During a charity fundraiser, Nicole was photographed openly flirting with Kirkpatrick. Enraged and humiliated, Trina broke into Nicole's house, beat her to death with a fireplace poker, and sexually assaulted her postmortem with a wooden spoon.
"The Family Hour"[]
After being told of Nicole's death, Bailey talks with NYPD Homicide Detectives Ed Green and Nina Cassady, who are investigating the murder, and their superior, Lieutenant Anita Van Buren, and offers to help in any way he can. Green and Cassady eventually find evidence revealing the abuse Bailey subjected his children to and pointing to Trina as the killer. They go to Bailey's residence to question him and his daughter - only to find Bailey is aiming a gun at Kirkpatrick, who has beaten Trina up, and that Chaz is chained to a radiator. They arrest Bailey, Trina, and Kirkpatrick, and bring them all in for questioning.
Green and Cassidy interrogate Bailey, who claims to have restrained Chaz to wean him off of heroin, and to have been holding Kirkpatrick at gunpoint in defense of his daughter. When Cassady confronts him about abusing his children, however, Bailey flies into a rage and wrecks the interrogation room, and an exasperated Van Buren reprimands Cassady and throws her out. Eventually, Green and Cassady find evidence conclusively proving Trina's guilt, but when they go to arrest her, Cassady finds Bailey stabbing her to death. He then inflicts several superficial wounds on himself with the same knife. When Green walks in, Bailey claims that Trina attacked him, forcing him to kill her in self-defense.
Bailey is charged with murder, and is sent before Judge Barry Dilwynn, who makes it clear with his hammy pretenses of concern for the victims and fawning deference to the defense that he is trying to use the trial to get publicity for himself.
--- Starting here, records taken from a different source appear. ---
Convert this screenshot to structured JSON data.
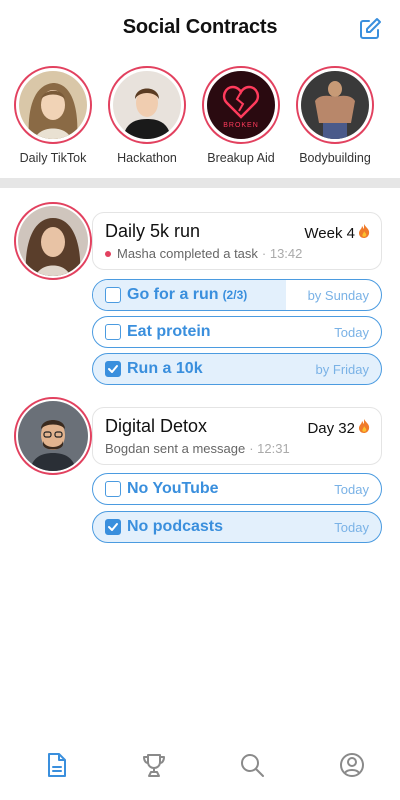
{
  "header": {
    "title": "Social Contracts",
    "compose_icon": "compose-icon"
  },
  "stories": [
    {
      "label": "Daily TikTok"
    },
    {
      "label": "Hackathon"
    },
    {
      "label": "Breakup Aid",
      "image_text": "BROKEN"
    },
    {
      "label": "Bodybuilding"
    }
  ],
  "contracts": [
    {
      "title": "Daily 5k run",
      "badge": "Week 4",
      "badge_icon": "fire-icon",
      "activity": "Masha completed a task",
      "time": "· 13:42",
      "unread": true,
      "tasks": [
        {
          "label": "Go for a run",
          "progress_text": "(2/3)",
          "progress": 0.67,
          "due": "by Sunday",
          "checked": false
        },
        {
          "label": "Eat protein",
          "due": "Today",
          "checked": false
        },
        {
          "label": "Run a 10k",
          "due": "by Friday",
          "checked": true
        }
      ]
    },
    {
      "title": "Digital Detox",
      "badge": "Day 32",
      "badge_icon": "fire-icon",
      "activity": "Bogdan sent a message",
      "time": "· 12:31",
      "unread": false,
      "tasks": [
        {
          "label": "No YouTube",
          "due": "Today",
          "checked": false
        },
        {
          "label": "No podcasts",
          "due": "Today",
          "checked": true
        }
      ]
    }
  ],
  "nav": [
    {
      "icon": "contracts-icon",
      "active": true
    },
    {
      "icon": "trophy-icon",
      "active": false
    },
    {
      "icon": "search-icon",
      "active": false
    },
    {
      "icon": "profile-icon",
      "active": false
    }
  ],
  "colors": {
    "accent": "#3a8fdd",
    "ring": "#e2415f",
    "divider": "#e6e6e6"
  }
}
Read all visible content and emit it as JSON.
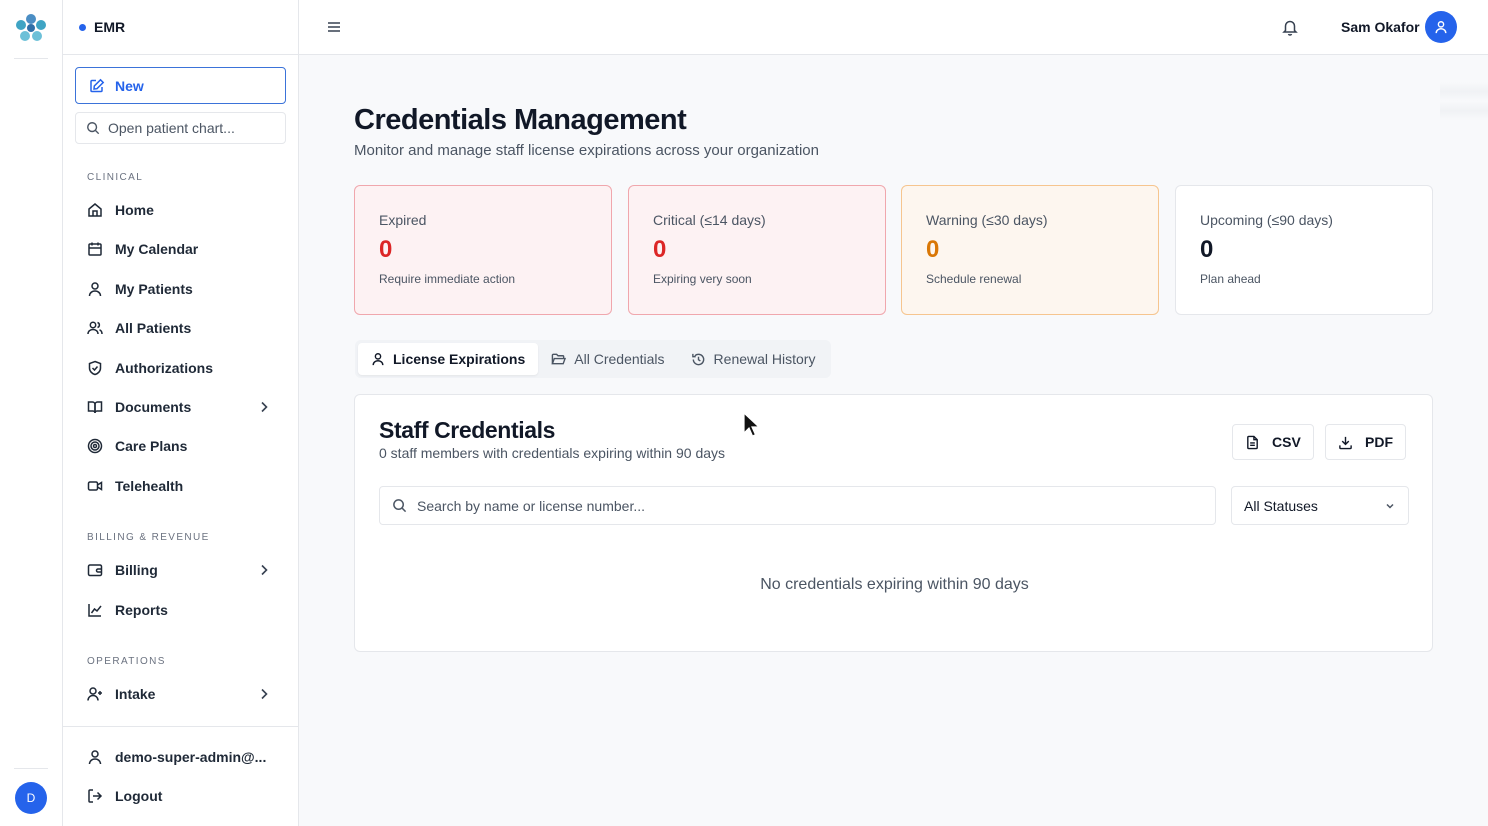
{
  "sidebar": {
    "app_name": "EMR",
    "new_label": "New",
    "chart_placeholder": "Open patient chart...",
    "sections": {
      "clinical": "CLINICAL",
      "billing": "BILLING & REVENUE",
      "operations": "OPERATIONS"
    },
    "items": {
      "home": "Home",
      "calendar": "My Calendar",
      "my_patients": "My Patients",
      "all_patients": "All Patients",
      "authorizations": "Authorizations",
      "documents": "Documents",
      "care_plans": "Care Plans",
      "telehealth": "Telehealth",
      "billing": "Billing",
      "reports": "Reports",
      "intake": "Intake"
    },
    "account": "demo-super-admin@...",
    "logout": "Logout",
    "rail_avatar": "D"
  },
  "topbar": {
    "user_name": "Sam Okafor"
  },
  "main": {
    "title": "Credentials Management",
    "subtitle": "Monitor and manage staff license expirations across your organization",
    "stats": [
      {
        "label": "Expired",
        "value": "0",
        "desc": "Require immediate action",
        "tone": "red"
      },
      {
        "label": "Critical (≤14 days)",
        "value": "0",
        "desc": "Expiring very soon",
        "tone": "red"
      },
      {
        "label": "Warning (≤30 days)",
        "value": "0",
        "desc": "Schedule renewal",
        "tone": "orange"
      },
      {
        "label": "Upcoming (≤90 days)",
        "value": "0",
        "desc": "Plan ahead",
        "tone": "neutral"
      }
    ],
    "tabs": {
      "license": "License Expirations",
      "all": "All Credentials",
      "history": "Renewal History"
    },
    "card": {
      "title": "Staff Credentials",
      "subtitle": "0 staff members with credentials expiring within 90 days",
      "csv": "CSV",
      "pdf": "PDF",
      "search_placeholder": "Search by name or license number...",
      "status_filter": "All Statuses",
      "empty": "No credentials expiring within 90 days"
    }
  },
  "colors": {
    "accent": "#2563eb",
    "expired": "#dc2626",
    "warning": "#d97706"
  }
}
Executive Assistant District Attorney Jack McCoy asks Dilwynn to recuse himself, but the judge denies the request. Meanwhile, Bailey sends Chaz to rehab in order to keep him from testifying about the abuse that he and Trina suffered at his hands. He then testifies in his own defense, blaming the abuse on Nicole while repeating his claim that he killed Trina in self-defense.
Medical Examiner Elizabeth Rodgers testifies for the prosecution, saying that Bailey's injuries appear to be self-inflicted, and could have stabbed himself superficially in a manner similar to that described in one of the first edition crime novels he collects. That night, however, Rodgers visits McCoy and Assistant District Attorney Connie Rubirosa and admits that she identified the wrong novel as the source of Bailey's ruse. McCoy says they have to tell the court about the mistake, but District Attorney Arthur Branch forbids it, taking McCoy off the trial and having Rubirosa deliver closing arguments in his place.
During closing arguments, Bailey's lawyer, Clint Glover, argues that Bailey was forced to defend his own life from a woman who was about to kill him, even if that woman was his own daughter. Rubirosa, however, tells the jury that Bailey had been abusing Trina for years, and finally killed her after learning that she killed his ex-wife, meaning that his motive was not self-defense, but murderous rage. The jury is swayed by Rubirosa's arguments, and finds Bailey guilty. As he is led out of the courtroom, Bailey threatens to destroy Dilwynn's career. He is then presumably imprisoned for the rest of his life.
Trivia[]
- Bailey’s murder trial is inspired by the Mark Winger case.